Chapter 4
Introduction to radiotherapy
Emma Dugdale, Alexandra Gilbert and Robin Prestwich
St James’s Institute of Oncology, UK
Introduction to radiotherapy
Radiotherapy is the use of radiation in the management of cancer. Radiotherapy is a locoregional treatment with curative potential in the absence of distant metastatic disease. It forms part of the management of 40% of patients cured of their disease, but is also widely used to palliate symptoms. This chapter aims to provide an introduction to radiotherapy. The side-effects of radiotherapy are discussed in the next chapter.
Indications for radiotherapy
- Radical/curative: delivered as the sole treatment modality, for example prostate cancer. In locally advanced disease, radiotherapy may be combined with chemotherapy to improve efficacy.
- Neo-adjuvant: to improve the chances of curative surgery, for example pre-operatively for rectal cancer.
- Adjuvant: to reduce the risk of local recurrence following surgery, for example post-operatively for breast cancer.
- Palliative: palliation of symptoms and sometimes improved survival, when cure is not possible.
Radiotherapy dose and fractionation
- The absorbed dose of radiation within tissue is expressed in the unit gray (Gy).
- Commonly delivered as a series of smaller doses called fractions rather than as a single dose.
- The number of fractions and the dose given in each fraction (Gy) depends on the treatment intent:
- Radical/curative treatments require large doses of radiotherapy overall. The total dose is divided into multiple small fractions (often giving 2 Gy at a time daily Monday to Friday) to reduce the severity of acute and late toxicity, for example 70 Gy in 35 fractions over seven weeks for head and neck cancer.
- Palliative radiotherapy is delivered in a smaller number of fractions, giving more than 2 Gy per fraction but to a lower total dose, for example 8 Gy in 1 fraction or 30 Gy in 10 fractions.
- The dose and fractionation used for each tumour type and indication may vary from one treatment centre to another. Some examples of typical treatment regimes will be given in the following chapter.
Efficacy of radiotherapy
- Factors affecting tumour kill and toxicity:
- Total dose, total volume treated, dose per fraction, overall treatment time
- Comorbidities (e.g. diabetes, inflammatory bowel disease)
- Smoking – reduces efficacy and increases toxicity
- Radiogenomics
- Additional treatment modalities (chemotherapy, surgery, biological therapies)
- Gaps in radiotherapy treatment can reduce efficacy as tumour cells can proliferate during treatment. This is particularly important in fast growing squamous cell carcinomas, such as cervical, anal and head and neck cancers. Acute side effects are intensively managed to ensure that treatment can continue as prescribed.
- Chemoradiotherapy:
- Chemotherapy given during radiotherapy treatment is called concurrent chemotherapy or chemoradiotherapy.
- Concurrent chemotherapy is thought to act as a radiosensitiser, increasing the sensitivity of the cells to radiation.

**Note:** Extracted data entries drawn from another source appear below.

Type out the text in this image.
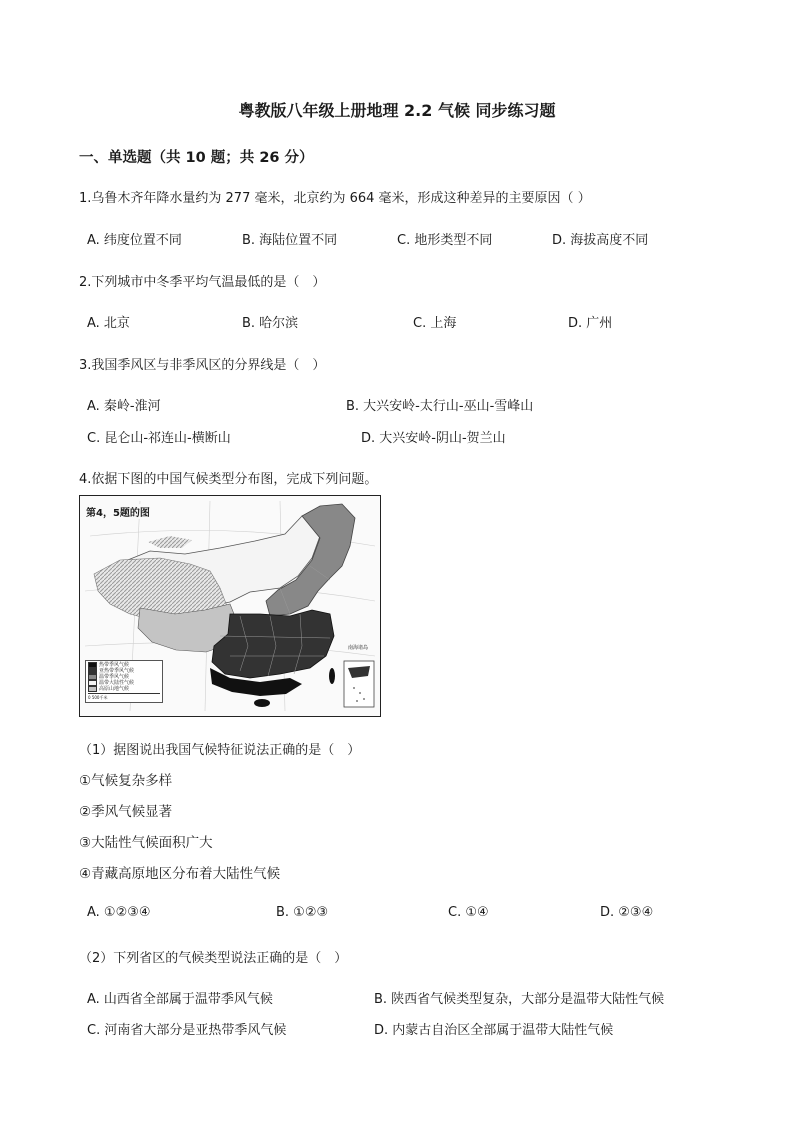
粤教版八年级上册地理 2.2 气候 同步练习题
一、单选题（共 10 题；共 26 分）
1.乌鲁木齐年降水量约为 277 毫米，北京约为 664 毫米，形成这种差异的主要原因（ ）
A. 纬度位置不同	B. 海陆位置不同	C. 地形类型不同	D. 海拔高度不同
2.下列城市中冬季平均气温最低的是（　）
A. 北京	B. 哈尔滨	C. 上海	D. 广州
3.我国季风区与非季风区的分界线是（　）
A. 秦岭-淮河	B. 大兴安岭-太行山-巫山-雪峰山
C. 昆仑山-祁连山-横断山	D. 大兴安岭-阴山-贺兰山
4.依据下图的中国气候类型分布图，完成下列问题。
第4，5题的图
南海诸岛
热带季风气候
亚热带季风气候
温带季风气候
温带大陆性气候
高原山地气候
0 500千米
（1）据图说出我国气候特征说法正确的是（　）
①气候复杂多样
②季风气候显著
③大陆性气候面积广大
④青藏高原地区分布着大陆性气候
A. ①②③④	B. ①②③	C. ①④	D. ②③④
（2）下列省区的气候类型说法正确的是（　）
A. 山西省全部属于温带季风气候	B. 陕西省气候类型复杂，大部分是温带大陆性气候
C. 河南省大部分是亚热带季风气候	D. 内蒙古自治区全部属于温带大陆性气候
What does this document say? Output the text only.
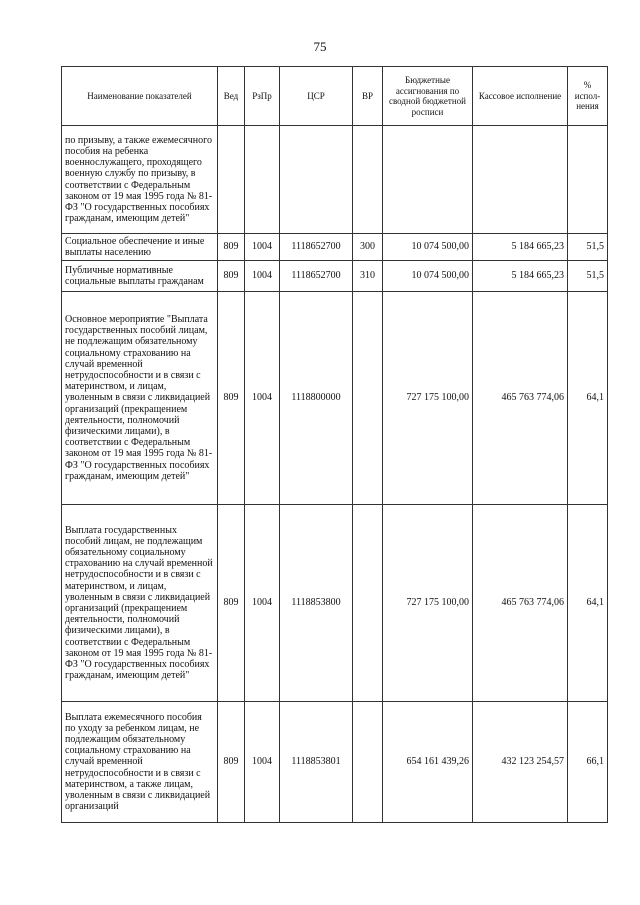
75
Наименование показателей	Вед	РзПр	ЦСР	ВР	Бюджетные ассигнования по сводной бюджетной росписи	Кассовое исполнение	% испол-нения
по призыву, а также ежемесячного пособия на ребенка военнослужащего, проходящего военную службу по призыву, в соответствии с Федеральным законом от 19 мая 1995 года № 81-ФЗ "О государственных пособиях гражданам, имеющим детей"							
Социальное обеспечение и иные выплаты населению	809	1004	1118652700	300	10 074 500,00	5 184 665,23	51,5
Публичные нормативные социальные выплаты гражданам	809	1004	1118652700	310	10 074 500,00	5 184 665,23	51,5
Основное мероприятие "Выплата государственных пособий лицам, не подлежащим обязательному социальному страхованию на случай временной нетрудоспособности и в связи с материнством, и лицам, уволенным в связи с ликвидацией организаций (прекращением деятельности, полномочий физическими лицами), в соответствии с Федеральным законом от 19 мая 1995 года № 81-ФЗ "О государственных пособиях гражданам, имеющим детей"	809	1004	1118800000		727 175 100,00	465 763 774,06	64,1
Выплата государственных пособий лицам, не подлежащим обязательному социальному страхованию на случай временной нетрудоспособности и в связи с материнством, и лицам, уволенным в связи с ликвидацией организаций (прекращением деятельности, полномочий физическими лицами), в соответствии с Федеральным законом от 19 мая 1995 года № 81-ФЗ "О государственных пособиях гражданам, имеющим детей"	809	1004	1118853800		727 175 100,00	465 763 774,06	64,1
Выплата ежемесячного пособия по уходу за ребенком лицам, не подлежащим обязательному социальному страхованию на случай временной нетрудоспособности и в связи с материнством, а также лицам, уволенным в связи с ликвидацией организаций	809	1004	1118853801		654 161 439,26	432 123 254,57	66,1
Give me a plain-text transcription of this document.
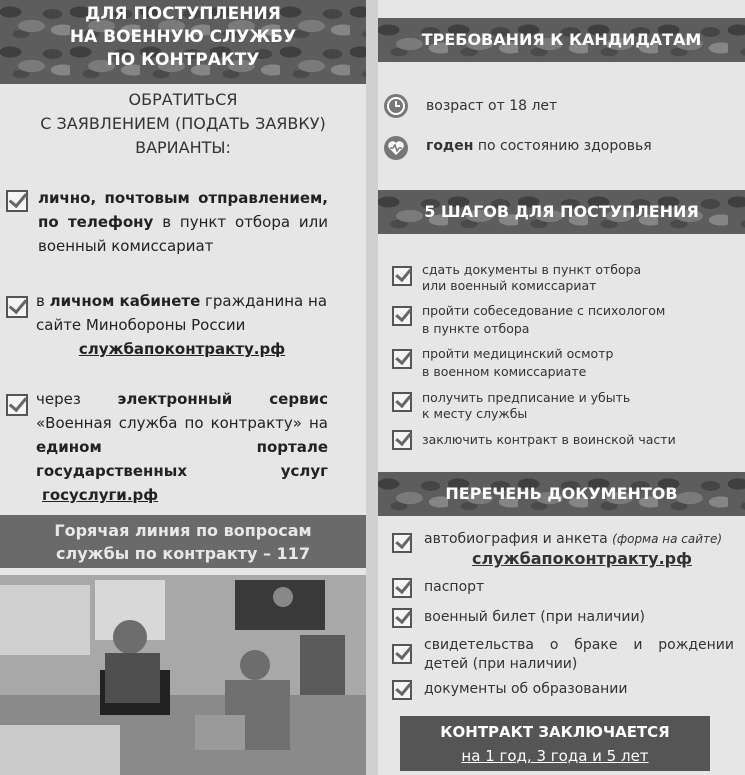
ДЛЯ ПОСТУПЛЕНИЯ
НА ВОЕННУЮ СЛУЖБУ
ПО КОНТРАКТУ
ОБРАТИТЬСЯ
С ЗАЯВЛЕНИЕМ (ПОДАТЬ ЗАЯВКУ)
ВАРИАНТЫ:
лично, почтовым отправлением, по телефону в пункт отбора или военный комиссариат
в личном кабинете гражданина на сайте Минобороны России
службапоконтракту.рф
через электронный сервис «Военная служба по контракту» на едином портале государственных услуг госуслуги.рф
Горячая линия по вопросам
службы по контракту – 117
ТРЕБОВАНИЯ К КАНДИДАТАМ
возраст от 18 лет
годен по состоянию здоровья
5 ШАГОВ ДЛЯ ПОСТУПЛЕНИЯ
сдать документы в пункт отбора
или военный комиссариат
пройти собеседование с психологом
в пункте отбора
пройти медицинский осмотр
в военном комиссариате
получить предписание и убыть
к месту службы
заключить контракт в воинской части
ПЕРЕЧЕНЬ ДОКУМЕНТОВ
автобиография и анкета (форма на сайте)
службапоконтракту.рф
паспорт
военный билет (при наличии)
свидетельства о браке и рождении детей (при наличии)
документы об образовании
КОНТРАКТ ЗАКЛЮЧАЕТСЯ
на 1 год, 3 года и 5 лет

- It leads to improved efficacy of the radiotherapy treatment, but also increases radiation-related side effects (in addition to the expected side effects of the chemotherapy).
Methods of delivery of radiotherapy
There are a number of different ways radiotherapy can delivered – external beam radiotherapy, brachytherapy and radioisotopes. The radiotherapy treatment process is shown in Figure 4.1.

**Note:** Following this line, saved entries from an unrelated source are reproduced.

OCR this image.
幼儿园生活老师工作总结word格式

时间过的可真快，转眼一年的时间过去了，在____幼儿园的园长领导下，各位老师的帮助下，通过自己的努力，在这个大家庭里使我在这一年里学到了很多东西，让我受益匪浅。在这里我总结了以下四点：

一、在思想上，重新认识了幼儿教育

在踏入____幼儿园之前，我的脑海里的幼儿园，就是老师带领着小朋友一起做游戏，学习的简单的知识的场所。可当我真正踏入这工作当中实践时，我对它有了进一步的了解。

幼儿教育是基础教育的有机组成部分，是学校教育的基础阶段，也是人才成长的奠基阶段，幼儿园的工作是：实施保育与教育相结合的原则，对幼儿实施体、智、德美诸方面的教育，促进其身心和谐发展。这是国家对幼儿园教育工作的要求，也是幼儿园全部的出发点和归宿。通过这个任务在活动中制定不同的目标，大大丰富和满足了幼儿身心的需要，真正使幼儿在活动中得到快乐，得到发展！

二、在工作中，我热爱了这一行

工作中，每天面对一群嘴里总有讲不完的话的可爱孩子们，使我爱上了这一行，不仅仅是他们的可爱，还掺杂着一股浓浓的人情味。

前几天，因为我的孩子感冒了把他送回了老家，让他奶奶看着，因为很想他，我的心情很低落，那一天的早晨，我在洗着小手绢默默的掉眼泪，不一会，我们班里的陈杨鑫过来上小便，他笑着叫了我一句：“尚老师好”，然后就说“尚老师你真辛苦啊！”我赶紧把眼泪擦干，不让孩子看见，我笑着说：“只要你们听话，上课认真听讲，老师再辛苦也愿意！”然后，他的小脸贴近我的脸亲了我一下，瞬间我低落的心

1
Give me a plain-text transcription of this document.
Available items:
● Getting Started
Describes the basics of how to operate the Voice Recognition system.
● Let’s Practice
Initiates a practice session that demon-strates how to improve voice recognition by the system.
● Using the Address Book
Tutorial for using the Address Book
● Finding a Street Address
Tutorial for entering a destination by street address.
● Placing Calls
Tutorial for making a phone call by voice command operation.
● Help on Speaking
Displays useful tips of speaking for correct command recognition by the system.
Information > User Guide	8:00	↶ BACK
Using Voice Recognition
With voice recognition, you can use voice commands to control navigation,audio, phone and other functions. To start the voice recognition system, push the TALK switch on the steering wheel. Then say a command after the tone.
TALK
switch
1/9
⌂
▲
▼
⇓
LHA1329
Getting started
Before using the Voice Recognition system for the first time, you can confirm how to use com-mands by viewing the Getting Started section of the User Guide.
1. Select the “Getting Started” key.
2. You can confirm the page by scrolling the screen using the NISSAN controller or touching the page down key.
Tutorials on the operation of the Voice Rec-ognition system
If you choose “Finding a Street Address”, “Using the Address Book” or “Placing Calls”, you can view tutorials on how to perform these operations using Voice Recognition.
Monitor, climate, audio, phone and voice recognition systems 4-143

External beam radiotherapy
- This is the most common form of radiotherapy used in the UK and is delivered by a linear accelerator (see Figure 4.2). It can be given in two forms:
- Photons (high energy X-rays):
- Photons penetrate deep into body tissue where they produce secondary electrons that cause DNA damage to both cancer cells and normal cells.
- The majority of radiotherapy treatments use photons.